La démocratie, on le sait, c’est bien-sûr des élections mais c’est aussi une presse libre, un tissu associatif vivant, des contrepouvoirs effectifs. Aujourd’hui comme hier, sa vitalité démocratique fait la force d’Israël.
Mais comme toutes les démocraties, elle peut faillir. Elle s’affaiblit lorsque l’État de droit est débordé par une minorité lors des inacceptables violences à Hawara en vengeance de l’attentat commis quelques heures plus tôt. Quels que soient le deuil et la colère, ces émeutes ont été une atteinte insupportable à la fois aux principes démocratiques et aux valeurs juives. Elle s’affaiblit aussi lorsque surgissent des discours populistes, stigmatisants et haineux dans le débat public israélien et ce jusque dans les propos de certains ministres en poste. Ils ne sont acceptables dans aucune démocratie. Ce n’est pas un jugement politique que de le dire. C’est une position morale que nous tenons en France, en Israël comme partout ailleurs.

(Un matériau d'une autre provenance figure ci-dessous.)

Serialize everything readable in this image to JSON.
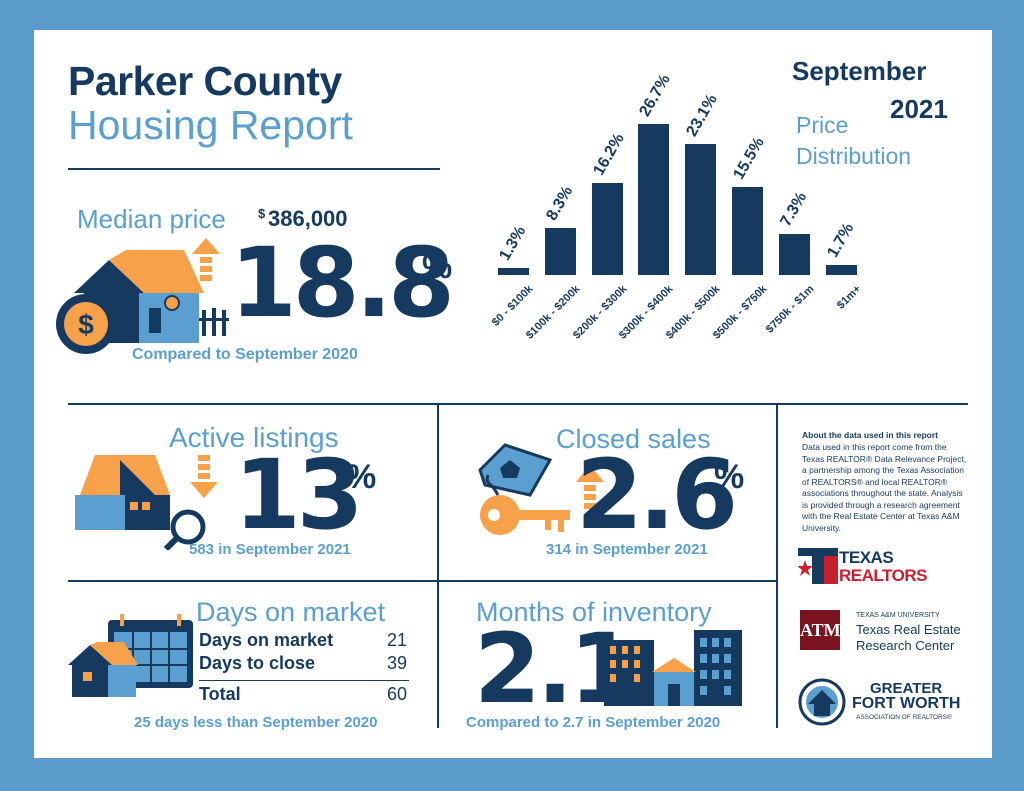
{
  "header": {
    "county": "Parker County",
    "report": "Housing Report",
    "month": "September",
    "year": "2021",
    "dist_title_1": "Price",
    "dist_title_2": "Distribution"
  },
  "median": {
    "label": "Median price",
    "dollar": "$",
    "value": "386,000",
    "change": "18.8",
    "pct": "%",
    "compare": "Compared to September 2020"
  },
  "chart_data": {
    "type": "bar",
    "categories": [
      "$0 - $100k",
      "$100k - $200k",
      "$200k - $300k",
      "$300k - $400k",
      "$400k - $500k",
      "$500k - $750k",
      "$750k - $1m",
      "$1m+"
    ],
    "values": [
      1.3,
      8.3,
      16.2,
      26.7,
      23.1,
      15.5,
      7.3,
      1.7
    ],
    "value_labels": [
      "1.3%",
      "8.3%",
      "16.2%",
      "26.7%",
      "23.1%",
      "15.5%",
      "7.3%",
      "1.7%"
    ],
    "title": "Price Distribution",
    "xlabel": "",
    "ylabel": "",
    "grid": false
  },
  "active": {
    "label": "Active listings",
    "change": "13",
    "pct": "%",
    "sub": "583 in September 2021"
  },
  "closed": {
    "label": "Closed sales",
    "change": "2.6",
    "pct": "%",
    "sub": "314 in September 2021"
  },
  "dom": {
    "label": "Days on market",
    "row1_label": "Days on market",
    "row1_value": "21",
    "row2_label": "Days to close",
    "row2_value": "39",
    "total_label": "Total",
    "total_value": "60",
    "sub": "25 days less than September 2020"
  },
  "inventory": {
    "label": "Months of inventory",
    "value": "2.1",
    "sub": "Compared to 2.7 in September 2020"
  },
  "about": {
    "title": "About the data used in this report",
    "body": "Data used in this report come from the Texas REALTOR® Data Relevance Project, a partnership among the Texas Association of REALTORS® and local REALTOR® associations throughout the state. Analysis is provided through a research agreement with the Real Estate Center at Texas A&M University."
  },
  "logos": {
    "texas_1": "TEXAS",
    "texas_2": "REALTORS",
    "tamu_1": "TEXAS A&M UNIVERSITY",
    "tamu_2": "Texas Real Estate",
    "tamu_3": "Research Center",
    "gfw_1": "GREATER",
    "gfw_2": "FORT WORTH",
    "gfw_3": "ASSOCIATION OF REALTORS®"
  },
  "colors": {
    "navy": "#163a5f",
    "light_blue": "#5b9fd0",
    "orange": "#f7a14b",
    "frame": "#5a9bcb"
  }
}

Mais c’est aussi ma responsabilité de rappeler à tous le très large mouvement de condamnation de ces émeutes, depuis les plus hautes autorités de l’État en Israël (Premier ministre, Président de l’État…) jusqu’à la majorité des citoyens. Aucune démocratie au monde ne peut savoir ce qu’elle ferait, confrontée comme l’est Israël au terrorisme permanent et à la volonté de ses ennemis de la détruire. Israël est de ce point de vue devenu aujourd’hui le laboratoire des démocraties.
Parce que la haine d’Israël, qui n’a pas attendu la composition de tel ou tel gouvernement israélien, est par essence antisémite, je m’opposerai avec force à tous ceux qui instrumentaliseront la crise actuelle pour délégitimer Israël dans le débat en France. C’est là aussi une question de principes sur lesquels on ne transige pas.
Mais Israël doit surtout retrouver le sens du dialogue et du compromis qui lui a toujours permis de dépasser ses divisions. Israël n'échappera pas à cette règle de (sur)vie. Et je veux ici exprimer nos voeux de succès à la démarche du Président Herzog de réunir majorité et opposition pour parvenir, au-delà des clivages politiques, à une solution de consensus.
Alors que le pays fait face à une nouvelle vague de terrorisme et que l’Iran est au seuil de l’arme nucléaire, la solidarité des Français juifs avec Israël ne doit pas faiblir dans ces heures de crise : au contraire, elle s’accroît avec la conviction que c’est dans leur héritage à la fois juif et démocratique que les Israéliens retrouveront un modus vivendi.